Senin malam (27/06/2016), kawan-kawan dari YIARI (Yayasan Inisiasi Alam Rehabilitasi Indonesia) telah bersiap menuju Suaka Margasatwa Gunung Sawal. Butuh waktu sekitar 7 jam perjalanan dengan mobil untuk menuju titik kumpul di Desa Tanjungsari, Sadananya, Ciamis. Dari situ, perjalanan masih dilanjutkan kembali dengan jarak 4,5 km dengan mobil pick-up yang kemudian disambung dengan berjalan menyusuri hutan. Tempat yang hendak dituju adalah kandang habituasi kukang.

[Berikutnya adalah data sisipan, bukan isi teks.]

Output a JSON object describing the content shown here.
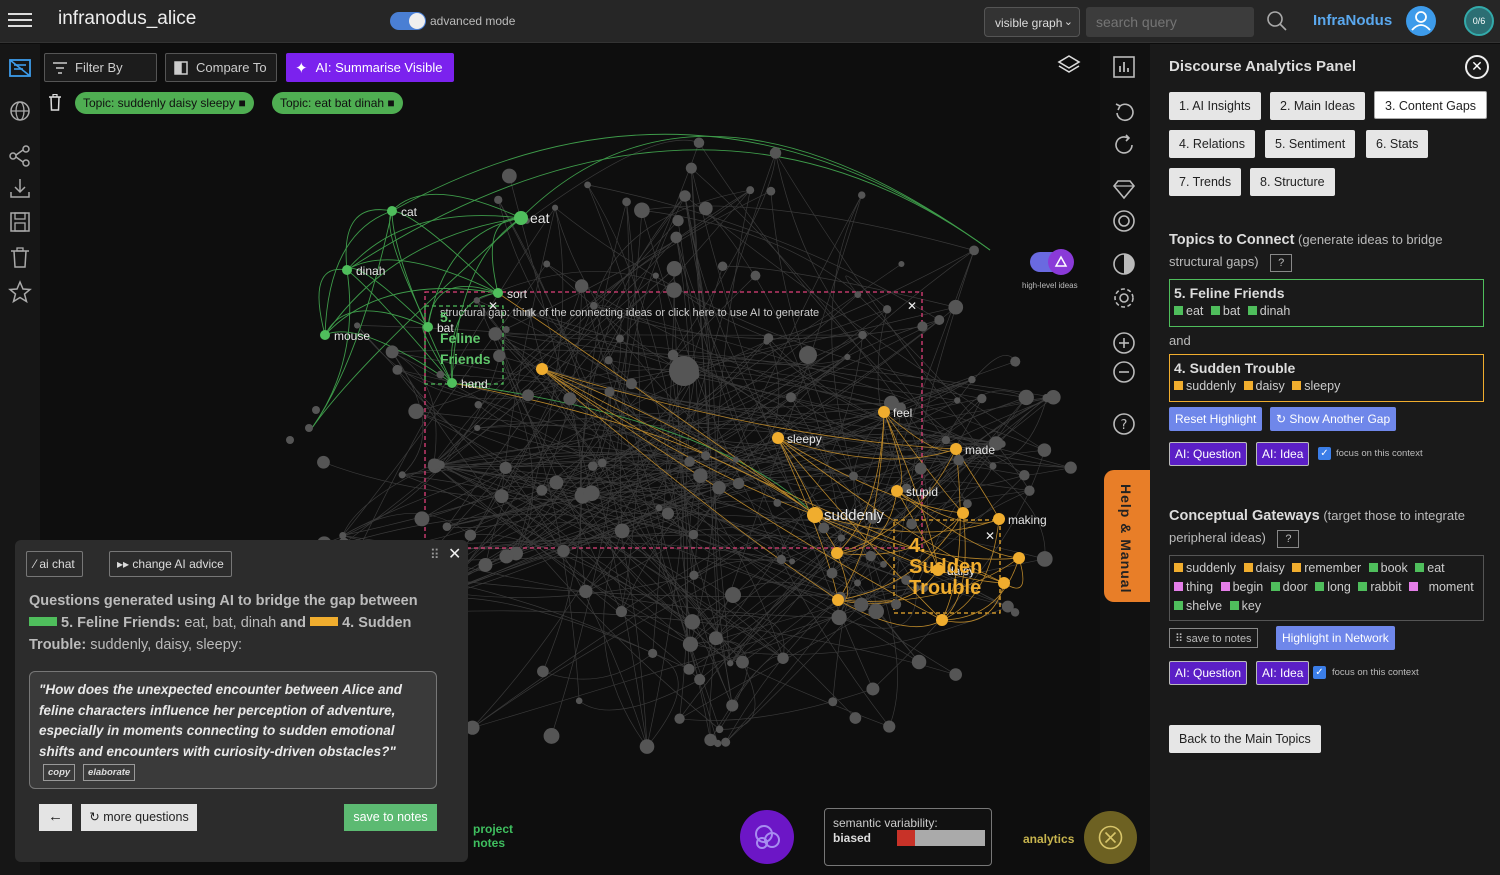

Perjalanan memang tidak mudah. Tetapi saat itu menjadi momentum yang penting atas kerja keras selama sekitar satu tahun ke belakang dalam melakukan rehabilitasi terhadap satwa yang menjadi korban kejahatan perdagangan ilegal satwa liar (PISL) atau wildlife crime. Ada 4 ekor kukang yang hari itu akan kembali pulang. Mereka adalah 3 ekor betina dan 1 ekor jantan bernama Tara, Kuka, Misha, dan Kuku.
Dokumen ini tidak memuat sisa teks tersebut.